Ich hatte eines vergessen mitzubedenken: in unserem Ansatz ist die
kleinste Einheit ja nicht eine wie auch immer geartete Entität, sei es
ein Photon oder ein Staubkorn, sondern wiederholbare
Zustandsänderungen einer Entität alias Eigenschaft. Indem diese vor-
und rückwärts (Verknüpfung = inverses Element) gehen können oder auch
nicht stattfinden bzw. von einem Zustand zum selben Zustand gehen
können (Verknüpfung = neutrales Element), ist das Ensemble aus
Zuständen einer Eigenschaft und der Verknüpfung, die die Operationen
bezeichnet, die auf die Zustände als Elemente der Menge angewandt
werden eine *mathematische Gruppe*.
Servus Thomas,
Wie ich den von Dir „verlinkten“ Artikel auf Researchgate aufrief, fiel
mir sofort eine auf der Website eingeblendete Werbung in‘s Auge
(erstaunlich, weil mich Reklame ansonsten nicht kümmert). Es waren
Matroschka-Puppen zu sehen, die mir kürzlich einfielen, als ich über
Everetts many worlds nachdachte; so genial geordnet er offensichtlich in
seiner wissenschaftlichen Gedankenführung war, so wenig konnte/wollte er
seinen Lebensstil nach gesellschaftlichen Vorstellungen eines
„geordneten Lebens“ ausrichten; das erinnert mich an andere Genies wie
etwa Nietzsche, Kierkegaard oder Wittgenstein, über die gründlich
nachzudenken, es allemal lohnt.
Zu gründlichem Nachdenken zwingt auch Dein Dokument „Grundlagen der
Informationsmathematik (IM)“, das ich mir schon Anfang Februar geladen
hatte; klar, bei meinem Faible für Information in umfassender - also
nicht nur der (üblichen) nachrichtentechnischen – Begrifflichkeit.

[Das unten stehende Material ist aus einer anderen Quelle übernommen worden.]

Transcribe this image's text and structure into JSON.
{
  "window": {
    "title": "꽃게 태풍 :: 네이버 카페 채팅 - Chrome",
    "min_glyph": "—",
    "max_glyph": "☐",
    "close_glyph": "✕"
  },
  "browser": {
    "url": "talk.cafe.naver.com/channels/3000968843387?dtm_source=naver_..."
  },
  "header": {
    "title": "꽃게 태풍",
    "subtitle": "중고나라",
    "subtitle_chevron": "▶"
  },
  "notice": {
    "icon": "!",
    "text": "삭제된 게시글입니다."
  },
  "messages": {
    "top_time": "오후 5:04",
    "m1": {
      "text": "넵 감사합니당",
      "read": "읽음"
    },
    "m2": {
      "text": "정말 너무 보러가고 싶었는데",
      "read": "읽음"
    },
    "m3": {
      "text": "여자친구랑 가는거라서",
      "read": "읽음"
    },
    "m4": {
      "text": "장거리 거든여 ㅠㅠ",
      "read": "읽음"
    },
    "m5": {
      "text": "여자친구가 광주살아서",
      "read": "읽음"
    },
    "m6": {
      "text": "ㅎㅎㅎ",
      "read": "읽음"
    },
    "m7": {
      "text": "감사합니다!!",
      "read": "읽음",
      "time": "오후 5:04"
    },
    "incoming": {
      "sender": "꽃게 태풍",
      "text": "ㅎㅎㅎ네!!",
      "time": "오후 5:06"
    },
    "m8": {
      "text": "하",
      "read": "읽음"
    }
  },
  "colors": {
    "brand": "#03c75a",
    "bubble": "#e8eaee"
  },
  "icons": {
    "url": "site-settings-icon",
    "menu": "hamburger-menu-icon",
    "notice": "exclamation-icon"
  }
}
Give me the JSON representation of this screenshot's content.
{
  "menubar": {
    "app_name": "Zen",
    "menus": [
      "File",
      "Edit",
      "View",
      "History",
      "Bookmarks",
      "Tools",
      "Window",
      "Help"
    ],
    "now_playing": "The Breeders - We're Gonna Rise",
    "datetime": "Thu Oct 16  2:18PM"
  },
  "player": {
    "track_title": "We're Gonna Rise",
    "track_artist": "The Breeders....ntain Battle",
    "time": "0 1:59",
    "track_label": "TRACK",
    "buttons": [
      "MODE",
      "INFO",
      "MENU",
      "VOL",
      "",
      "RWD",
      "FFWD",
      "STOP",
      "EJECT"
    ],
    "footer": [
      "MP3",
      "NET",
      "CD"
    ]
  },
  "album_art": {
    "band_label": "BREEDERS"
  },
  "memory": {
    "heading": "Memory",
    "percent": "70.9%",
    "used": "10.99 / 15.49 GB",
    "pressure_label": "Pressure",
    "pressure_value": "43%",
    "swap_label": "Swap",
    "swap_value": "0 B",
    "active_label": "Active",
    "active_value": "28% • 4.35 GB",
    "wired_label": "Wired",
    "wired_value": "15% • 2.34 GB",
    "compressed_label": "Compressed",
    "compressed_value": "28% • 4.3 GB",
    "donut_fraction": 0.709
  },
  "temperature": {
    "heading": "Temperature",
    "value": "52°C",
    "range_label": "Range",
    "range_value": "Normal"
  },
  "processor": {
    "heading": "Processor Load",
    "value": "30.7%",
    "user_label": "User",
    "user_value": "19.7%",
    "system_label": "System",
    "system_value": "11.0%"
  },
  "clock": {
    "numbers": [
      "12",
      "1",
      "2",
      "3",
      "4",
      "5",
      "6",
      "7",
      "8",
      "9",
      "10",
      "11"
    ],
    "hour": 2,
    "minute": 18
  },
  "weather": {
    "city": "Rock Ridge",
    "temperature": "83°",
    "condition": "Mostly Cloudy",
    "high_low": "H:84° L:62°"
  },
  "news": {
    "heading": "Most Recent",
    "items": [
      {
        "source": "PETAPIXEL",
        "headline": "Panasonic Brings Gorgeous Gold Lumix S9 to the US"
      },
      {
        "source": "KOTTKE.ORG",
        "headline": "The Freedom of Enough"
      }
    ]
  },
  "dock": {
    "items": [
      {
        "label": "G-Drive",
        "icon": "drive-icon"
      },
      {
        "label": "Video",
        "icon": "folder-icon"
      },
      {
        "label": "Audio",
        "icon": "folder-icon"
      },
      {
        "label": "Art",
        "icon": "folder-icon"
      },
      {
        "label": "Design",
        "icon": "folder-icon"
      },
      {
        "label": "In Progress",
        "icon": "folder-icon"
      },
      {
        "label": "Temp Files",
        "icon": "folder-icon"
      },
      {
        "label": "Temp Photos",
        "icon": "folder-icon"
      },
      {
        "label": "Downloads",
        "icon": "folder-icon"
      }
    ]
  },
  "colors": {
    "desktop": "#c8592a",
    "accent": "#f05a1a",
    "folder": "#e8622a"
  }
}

Einleitend wird dort auf „Interessante Aussagen im Kapitel 0“
hingewiesen, nämlich:
„Wiederholbare Transformationen sind prognostizierbar– tritt der
Anfangszustand auf, so kann vorhergesagt werden, wie der Endzustand
aussehen wird. Dies ist der Hintergrund für die Effektivität des Lernens
über Erinnerung.“
Das passt m.E. zur Betrachtung von Kausalität und Determinismus (wie
Ingo T. es für den Thread „neoklassische Philsophie“ vorgeschlagen hat.)
Ohne mich sogleich auf irgendwelche Theorien und sonstig philosophische
Denkmodelle beziehen zu wollen/können, folge ich meiner (inneren)
Überzeugung einer deterministisch festgelegten Welt (in einem
gleichermaßen festgelegten kosmischen Raum).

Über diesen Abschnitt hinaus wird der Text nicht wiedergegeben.